There will be cases of fraudulently excessive assessments where the remedy at law will not be adequate and injunctive relief should then be available. However, these are not such cases. The plaintiffs here have voluntarily paid a portion of their taxes and by order of the court have paid the balance. Thus, the full amounts of the taxes have been paid, and if the plaintiffs prevail on the merits of the cases they will be entitled to refunds. This is substantially the same remedy and relief which is provided by statute. The assessments were not so excessive as to render the remedy at law unavailable to the plaintiffs. Under the circumstances of these cases the plaintiffs had an adequate remedy at law and equity should not have assumed jurisdiction.
The orders appealed from directed that the tax paid be held in special interest-bearing accounts subject to refund of all or a part of the accounts as finally determined by the court. Under such procedure the taxpayer could receive interest on the amount of the refund. This court has held in Lakefront Realty Corp. v. Lorenz,
If a failure to provide for the payment of interest on a tax refund were to render the statutory remedy inadequate, then the remedy would be inadequate as to all objections to taxes whether these objections were based on constructively fraudulent assessments, excessive rate, appropriation for multiple purposes or any other of the many grounds for filing objections to taxes.

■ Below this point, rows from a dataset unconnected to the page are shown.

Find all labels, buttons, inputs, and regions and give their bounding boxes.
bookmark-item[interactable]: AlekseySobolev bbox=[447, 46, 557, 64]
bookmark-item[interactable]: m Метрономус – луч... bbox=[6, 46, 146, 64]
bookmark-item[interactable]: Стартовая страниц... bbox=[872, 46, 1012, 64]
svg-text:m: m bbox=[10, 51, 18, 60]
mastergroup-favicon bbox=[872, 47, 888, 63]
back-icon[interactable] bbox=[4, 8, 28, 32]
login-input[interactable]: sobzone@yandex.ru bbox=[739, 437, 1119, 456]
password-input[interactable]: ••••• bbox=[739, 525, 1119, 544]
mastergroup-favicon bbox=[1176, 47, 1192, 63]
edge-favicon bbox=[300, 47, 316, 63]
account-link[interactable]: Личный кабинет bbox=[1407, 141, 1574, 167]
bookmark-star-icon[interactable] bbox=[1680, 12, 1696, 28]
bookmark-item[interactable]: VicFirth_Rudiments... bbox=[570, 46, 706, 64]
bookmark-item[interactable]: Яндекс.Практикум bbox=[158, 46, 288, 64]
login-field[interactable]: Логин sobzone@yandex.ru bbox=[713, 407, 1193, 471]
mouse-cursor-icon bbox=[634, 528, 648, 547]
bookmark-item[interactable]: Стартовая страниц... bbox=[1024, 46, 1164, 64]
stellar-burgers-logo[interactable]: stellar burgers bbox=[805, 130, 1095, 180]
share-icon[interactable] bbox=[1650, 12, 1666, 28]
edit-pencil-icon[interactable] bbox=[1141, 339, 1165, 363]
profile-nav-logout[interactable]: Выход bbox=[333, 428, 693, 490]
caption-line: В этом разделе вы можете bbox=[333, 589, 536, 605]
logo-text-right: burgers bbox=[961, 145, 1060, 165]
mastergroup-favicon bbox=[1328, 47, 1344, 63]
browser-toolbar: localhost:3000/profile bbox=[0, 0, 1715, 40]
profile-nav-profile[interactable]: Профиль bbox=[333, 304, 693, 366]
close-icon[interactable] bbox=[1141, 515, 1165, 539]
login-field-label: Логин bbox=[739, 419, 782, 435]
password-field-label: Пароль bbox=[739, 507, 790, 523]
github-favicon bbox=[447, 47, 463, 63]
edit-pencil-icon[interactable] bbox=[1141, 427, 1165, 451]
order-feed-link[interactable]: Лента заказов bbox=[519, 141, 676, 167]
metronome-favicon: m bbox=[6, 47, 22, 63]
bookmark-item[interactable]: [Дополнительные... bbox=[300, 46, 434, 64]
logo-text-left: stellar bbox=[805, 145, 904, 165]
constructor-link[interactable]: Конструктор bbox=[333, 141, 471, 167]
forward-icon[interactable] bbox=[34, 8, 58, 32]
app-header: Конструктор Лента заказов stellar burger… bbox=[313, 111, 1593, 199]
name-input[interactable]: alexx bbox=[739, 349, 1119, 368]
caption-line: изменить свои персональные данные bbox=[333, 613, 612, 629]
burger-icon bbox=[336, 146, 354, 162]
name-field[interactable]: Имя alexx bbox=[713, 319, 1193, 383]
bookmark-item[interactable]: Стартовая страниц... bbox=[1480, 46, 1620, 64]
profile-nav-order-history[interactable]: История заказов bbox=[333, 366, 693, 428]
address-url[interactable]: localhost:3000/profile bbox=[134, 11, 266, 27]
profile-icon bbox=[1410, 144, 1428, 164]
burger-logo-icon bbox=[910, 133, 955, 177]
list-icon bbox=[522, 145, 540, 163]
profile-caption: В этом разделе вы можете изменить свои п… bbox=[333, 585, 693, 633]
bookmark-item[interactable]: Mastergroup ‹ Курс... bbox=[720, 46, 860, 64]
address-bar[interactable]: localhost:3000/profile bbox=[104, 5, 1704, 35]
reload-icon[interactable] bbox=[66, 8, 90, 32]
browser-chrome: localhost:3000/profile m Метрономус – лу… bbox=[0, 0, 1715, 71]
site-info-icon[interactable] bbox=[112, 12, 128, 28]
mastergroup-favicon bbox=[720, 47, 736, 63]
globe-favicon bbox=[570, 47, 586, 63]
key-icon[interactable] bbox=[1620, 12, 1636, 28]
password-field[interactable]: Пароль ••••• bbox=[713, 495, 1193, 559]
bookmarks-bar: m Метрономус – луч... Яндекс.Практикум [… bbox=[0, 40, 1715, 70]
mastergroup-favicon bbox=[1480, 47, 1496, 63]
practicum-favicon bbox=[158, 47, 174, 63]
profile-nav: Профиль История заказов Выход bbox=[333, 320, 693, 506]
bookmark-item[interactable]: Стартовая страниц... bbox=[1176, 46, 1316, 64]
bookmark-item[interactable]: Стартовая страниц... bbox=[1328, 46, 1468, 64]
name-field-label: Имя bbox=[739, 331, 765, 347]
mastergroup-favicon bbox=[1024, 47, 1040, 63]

Under the circumstances presented in the cases now before this court, we hold that sections 194 and 235 of the Revenue Act of 1939 provided an adequate remedy at law which the plaintiffs should have pursued. Under these circumstances the court should not have interfered with the tax assessment and collection by granting injunctive relief. The decrees of the circuit court of Cook County are reversed, and the causes are remanded with directions to vacate the injunctions, dismiss the complaints and make distribution of the taxes and interest to the appropriate taxing bodies.
Reversed and remanded, with directions.
MR. JUSTICE SCHAEFER took no part in the consideration or decision of this case.
Concurrence Opinion
concurring in part and dissenting in part:
I agree with the opinion of the court except as to the final disposition of these cases. As the opinion acknowledges, the earlier decisions of this court are not consistent in their statements of the bases which will support a complaint for injunctive relief, and some authority did exist for proceeding as plaintiffs have. While I agree that the resolution provided by this opinion of those prior inconsistencies is necessary and appropriate, it seems to me basically unfair to penalize these plaintiffs for proceeding in a manner some language of this court then indicated to be proper.
Accordingly, I would either limit the application of this opinion to future cases or remand these cases with instructions to treat these complaints as tax objections and permit such amendments as are necessary to enable plaintiffs to pursue that remedy.
MR. JUSTICE KLUCZYNSKI joins in this concurrence and dissent.